Se non è passato un anno da quando ho segnato sul mio personalissimo cartellino il nome degli islandesi Andavald, poco ci manca. Il disco ha praticamente dodici mesi ed io vi approdo oggi dopo tantissime – spesso anche insulse – deviazioni a favore di altri dischi un pò evitabili, quasi volessi per forza tergiversare su “Undir skyggðarhaldi” disponibile da tempo in formato bandcamp ma anche vinilico, cassetta e soltanto nel Marzo 2020 pubblicato sul fruibilissimo CD per Iron Bonehead Productions, arricchito di un paio da brani rispetto alla versione originaria.

Però, se a uno piace cazzeggiare invece di andare al sodo queste son cose che gli capitano, dandosi più tardi dello stupido al cospetto della sofferta narrazione di questi Andavald, il cui disco fa proprio calare le braccia, abbassare il capo e curvare le spalle per un senso di peso e dispiacere distanti però dalle facilonerie espressive del depressive. “Undir skyggðarhaldi” ha altro, ti prende, soffre ma non piagnucola, si dispera negli urli di “Hugklofnun” senza sbracare mai nell’enfasi e a me ricorda la vena negativa degli Arizmenda ma senza la loro furia vorace e un qualcosa degli Shape of Despair per le vocals estreme che indugiano sulle parole dando espressività ad un scream/growl come quello dei primi tre pezzi.

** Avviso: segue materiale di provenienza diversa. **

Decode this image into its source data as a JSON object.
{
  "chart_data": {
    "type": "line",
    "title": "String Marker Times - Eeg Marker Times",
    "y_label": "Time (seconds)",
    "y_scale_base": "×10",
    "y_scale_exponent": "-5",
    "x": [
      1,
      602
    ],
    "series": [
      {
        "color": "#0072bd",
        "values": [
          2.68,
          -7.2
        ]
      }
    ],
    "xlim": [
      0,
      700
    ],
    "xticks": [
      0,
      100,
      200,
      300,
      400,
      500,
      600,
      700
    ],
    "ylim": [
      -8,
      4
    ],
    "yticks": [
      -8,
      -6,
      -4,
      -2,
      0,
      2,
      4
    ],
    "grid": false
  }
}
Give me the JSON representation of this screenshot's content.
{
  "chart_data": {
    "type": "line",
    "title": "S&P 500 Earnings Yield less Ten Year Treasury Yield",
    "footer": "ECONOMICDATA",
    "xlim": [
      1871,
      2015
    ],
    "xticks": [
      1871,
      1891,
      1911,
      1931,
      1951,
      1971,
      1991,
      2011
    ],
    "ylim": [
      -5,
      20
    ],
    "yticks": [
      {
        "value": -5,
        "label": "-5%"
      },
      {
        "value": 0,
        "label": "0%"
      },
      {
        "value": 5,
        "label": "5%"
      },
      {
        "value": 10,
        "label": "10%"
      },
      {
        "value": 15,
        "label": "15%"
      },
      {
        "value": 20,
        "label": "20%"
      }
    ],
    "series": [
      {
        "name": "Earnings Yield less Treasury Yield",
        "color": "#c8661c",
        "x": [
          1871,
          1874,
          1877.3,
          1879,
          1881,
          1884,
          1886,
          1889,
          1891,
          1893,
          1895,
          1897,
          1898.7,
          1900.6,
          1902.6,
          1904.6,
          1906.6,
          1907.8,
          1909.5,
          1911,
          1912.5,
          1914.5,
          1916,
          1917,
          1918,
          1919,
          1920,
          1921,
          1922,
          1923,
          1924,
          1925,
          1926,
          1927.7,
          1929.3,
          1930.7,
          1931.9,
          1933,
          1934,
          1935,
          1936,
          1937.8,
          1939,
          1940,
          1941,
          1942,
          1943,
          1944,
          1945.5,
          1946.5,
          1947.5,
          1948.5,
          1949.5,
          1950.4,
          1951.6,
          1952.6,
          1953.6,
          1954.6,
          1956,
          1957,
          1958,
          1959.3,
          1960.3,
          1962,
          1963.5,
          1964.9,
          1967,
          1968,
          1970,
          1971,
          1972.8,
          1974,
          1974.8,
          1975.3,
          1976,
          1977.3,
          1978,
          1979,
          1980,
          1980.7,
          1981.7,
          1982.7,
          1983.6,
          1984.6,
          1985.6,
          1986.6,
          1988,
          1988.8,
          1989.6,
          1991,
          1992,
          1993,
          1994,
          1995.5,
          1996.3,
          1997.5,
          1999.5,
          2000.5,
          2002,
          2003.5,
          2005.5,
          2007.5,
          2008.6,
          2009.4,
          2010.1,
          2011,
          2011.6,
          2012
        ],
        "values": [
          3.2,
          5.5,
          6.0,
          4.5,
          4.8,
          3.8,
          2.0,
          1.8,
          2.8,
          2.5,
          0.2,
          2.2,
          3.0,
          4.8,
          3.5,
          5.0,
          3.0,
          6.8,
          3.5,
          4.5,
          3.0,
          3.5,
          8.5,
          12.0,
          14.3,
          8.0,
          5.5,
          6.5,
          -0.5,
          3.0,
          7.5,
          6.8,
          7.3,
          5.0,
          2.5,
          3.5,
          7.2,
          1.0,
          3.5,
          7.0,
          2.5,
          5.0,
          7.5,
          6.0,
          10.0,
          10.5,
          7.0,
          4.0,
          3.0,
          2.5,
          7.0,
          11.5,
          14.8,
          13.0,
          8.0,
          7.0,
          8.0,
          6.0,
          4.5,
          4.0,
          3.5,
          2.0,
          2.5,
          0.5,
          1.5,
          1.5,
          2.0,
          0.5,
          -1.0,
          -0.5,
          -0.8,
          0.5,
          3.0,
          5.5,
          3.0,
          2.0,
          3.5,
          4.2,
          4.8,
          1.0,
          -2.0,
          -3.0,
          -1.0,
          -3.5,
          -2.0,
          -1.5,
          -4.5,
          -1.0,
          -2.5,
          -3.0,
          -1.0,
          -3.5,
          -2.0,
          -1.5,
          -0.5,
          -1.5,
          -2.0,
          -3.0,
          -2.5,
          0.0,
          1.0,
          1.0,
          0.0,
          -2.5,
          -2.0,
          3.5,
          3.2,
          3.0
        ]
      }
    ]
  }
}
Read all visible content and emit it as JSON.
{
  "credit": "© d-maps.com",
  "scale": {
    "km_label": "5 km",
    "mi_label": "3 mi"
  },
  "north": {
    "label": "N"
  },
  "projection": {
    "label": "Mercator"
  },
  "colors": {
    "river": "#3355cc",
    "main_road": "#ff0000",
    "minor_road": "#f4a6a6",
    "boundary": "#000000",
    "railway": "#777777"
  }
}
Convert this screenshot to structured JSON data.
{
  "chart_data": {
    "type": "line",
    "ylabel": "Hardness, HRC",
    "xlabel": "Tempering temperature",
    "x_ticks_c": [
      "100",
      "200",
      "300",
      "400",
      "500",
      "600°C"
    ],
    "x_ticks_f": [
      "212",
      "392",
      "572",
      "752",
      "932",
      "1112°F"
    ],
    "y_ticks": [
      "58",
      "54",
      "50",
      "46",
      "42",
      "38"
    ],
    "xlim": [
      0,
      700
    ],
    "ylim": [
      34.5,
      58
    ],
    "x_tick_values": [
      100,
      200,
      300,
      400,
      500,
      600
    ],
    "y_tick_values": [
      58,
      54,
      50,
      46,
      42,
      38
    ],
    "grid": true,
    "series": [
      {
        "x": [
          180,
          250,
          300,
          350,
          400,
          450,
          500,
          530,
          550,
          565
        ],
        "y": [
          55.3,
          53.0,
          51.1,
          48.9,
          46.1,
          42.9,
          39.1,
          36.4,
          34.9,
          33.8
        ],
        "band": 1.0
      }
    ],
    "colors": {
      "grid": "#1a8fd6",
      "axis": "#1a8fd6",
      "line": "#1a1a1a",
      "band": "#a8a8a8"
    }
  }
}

Vocalmente “Undir skyggðarhaldi” spicca, ma solo se lo si osserva bene, sennò potrebbe, un pò come tutto il disco, non rivelare proprio tutte le sue bellezze che sono parecchie: dissonanze sfumate, moltissima atmofera, senso ipnotico dei pezzi, più strati di melodia, ritmi cadenzati, il peso del giro deprimente di “Undir skyggðarhaldi” che sembra uscito dai primissimi Shining. Il lavoro sulle note basse.

E se questo disco fosse stato prodotto ancora meglio? Immaginiamolo sempre freddo nelle chitarre come ora, ma ancora più distinto negli elementi e con un basso molto più forte sotto. Ecco, questo potrebbe essere un lavoro che starebbe bene quasi iperprodotto, seppur considerando che stiamo parlando sempre di underground. Sia come sia, “Undir skyggðarhaldi” ha qualcosa di intenso da dire e mostra da un’angolatura sua un mondo che a chi ha orecchie per certe sensazioni suonerà diverso da tanti altri dischi per la sua vena non so come dire, runica, particolarmente evidente in “Forspil” e “Eftirspil“. Ma soprattutto, gusti o meno, l’aspetto migliore di qualsiasi band uscita dall’Islanda che mi sia capitata di sentire è la personalità. Suonino religioso, epico, atmosferico, classico, estroso, praticamente tutti hanno un tocco diverso, sembrano portali verso altro, le cui radici sono note nel concetto ma hanno estremità opacizzate a togliere dei riferimenti. Come accade nella musica degli Andavald.

La domanda ora è: quanto durerà tutta questa grazia?

Classificazione: 4 su 5.

Iron Bonehead Productions / anno 2020 / tracce 5 / durata 36:27
Forspil / Afvegaleiðsla / Hugklofnun / Undir skyggðarhaldi / Eftirspil.